Ms Seligman told the tribunal, composed of Brian Murray, Rosemary Healy-Rae and Jack Nicholas, how she and her husband had lived in apartments on Arran Quay in Dublin - and after his death she had lived in Clonfadda Wood in Blackrock, Co Dublin - and "nobody has ever complained" about their dogs.
In her last apartment she was paying rent of €2,100 a month, but when the Rent Restrictions were introduced, her landlady said she wanted the apartment back for her mother-in-law and she had to leave.
She saw an advertisement for the apartment in Priory Court and met Frank Pierce, who represents DNG Pierce Properties in Gorey.
She claimed that the day she called to his office it was "in chaos" with "three children taking the place apart" and although she signed the lease, she didn't read it.
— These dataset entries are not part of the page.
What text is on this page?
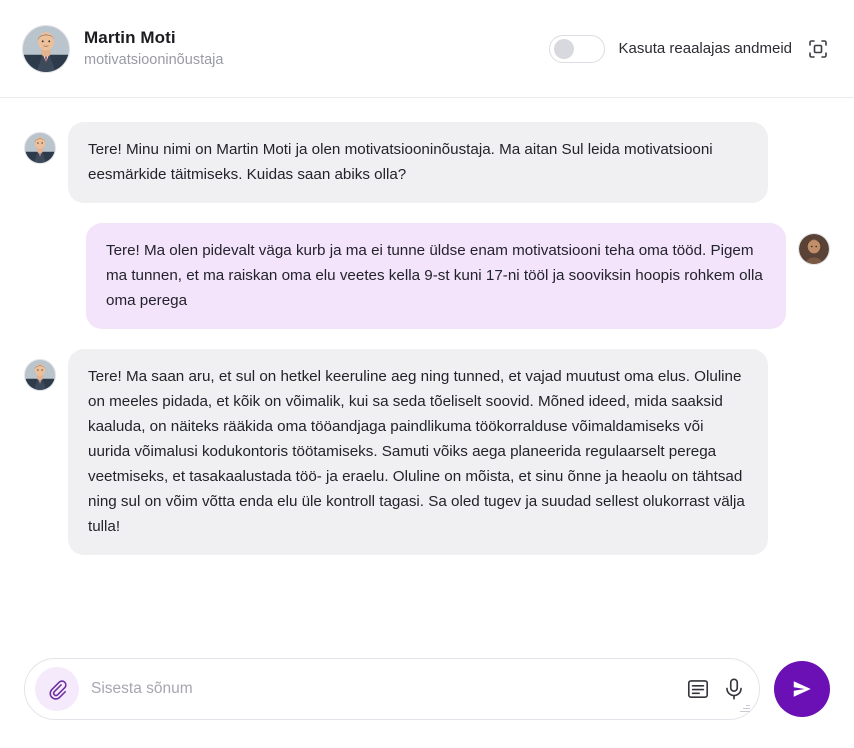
Martin Moti
motivatsiooninõustaja
Kasuta reaalajas andmeid
Tere! Minu nimi on Martin Moti ja olen motivatsiooninõustaja. Ma aitan Sul leida motivatsiooni eesmärkide täitmiseks. Kuidas saan abiks olla?
Tere! Ma olen pidevalt väga kurb ja ma ei tunne üldse enam motivatsiooni teha oma tööd. Pigem ma tunnen, et ma raiskan oma elu veetes kella 9-st kuni 17-ni tööl ja sooviksin hoopis rohkem olla oma perega
Tere! Ma saan aru, et sul on hetkel keeruline aeg ning tunned, et vajad muutust oma elus. Oluline on meeles pidada, et kõik on võimalik, kui sa seda tõeliselt soovid. Mõned ideed, mida saaksid kaaluda, on näiteks rääkida oma tööandjaga paindlikuma töökorralduse võimaldamiseks või uurida võimalusi kodukontoris töötamiseks. Samuti võiks aega planeerida regulaarselt perega veetmiseks, et tasakaalustada töö- ja eraelu. Oluline on mõista, et sinu õnne ja heaolu on tähtsad ning sul on võim võtta enda elu üle kontroll tagasi. Sa oled tugev ja suudad sellest olukorrast välja tulla!
Sisesta sõnum
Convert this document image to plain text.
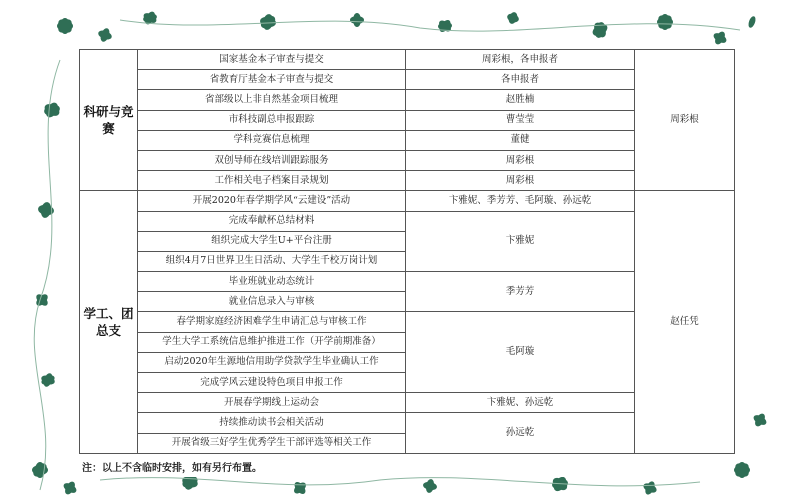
科研与竞赛	国家基金本子审查与提交	周彩根，各申报者	周彩根
	省教育厅基金本子审查与提交	各申报者	
	省部级以上非自然基金项目梳理	赵胜楠	
	市科技副总申报跟踪	曹莹莹	
	学科竞赛信息梳理	董健	
	双创导师在线培训跟踪服务	周彩根	
	工作相关电子档案目录规划	周彩根	
学工、团总支	开展2020年春学期学风“云建设”活动	卞雅妮、季芳芳、毛阿璇、孙远乾	赵任凭
	完成奉献杯总结材料	卞雅妮	
	组织完成大学生U+平台注册		
	组织4月7日世界卫生日活动、大学生千校万岗计划		
	毕业班就业动态统计	季芳芳	
	就业信息录入与审核		
	春学期家庭经济困难学生申请汇总与审核工作	毛阿璇	
	学生大学工系统信息维护推进工作（开学前期准备）		
	启动2020年生源地信用助学贷款学生毕业确认工作		
	完成学风云建设特色项目申报工作		
	开展春学期线上运动会	卞雅妮、孙远乾	
	持续推动读书会相关活动	孙远乾	
	开展省级三好学生优秀学生干部评选等相关工作		
注：以上不含临时安排，如有另行布置。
"I asked Mr Pierce: 'Is there anything onerous I should know about in this?' and he said 'no', it was a standard lease. I didn't say anything about the dog, it never occurred to me."
She said she asked for a copy of the lease and was told it would be put in the post. Her €1,700 deposit and first month's rent was taken from her bank account and she thought everything was in order. "A short time after that I got a telephone call from Mary Bowe. Over the years I have known her as a pleasant acquaintance. She said, 'as soon as you come down, come for lunch in Marlfield'," she said.
In the weeks that followed, she moved her "bits and pieces" into the apartment and everything was fine until the end of October.
"I was in and out and the dog was always with me. Nobody said a word." But after the incident with the pram, "I got a phone call from Mr Pierce: 'You can't keep a dog here, get rid of the dog... it says in your lease you can't have a dog, it's against the house rules'."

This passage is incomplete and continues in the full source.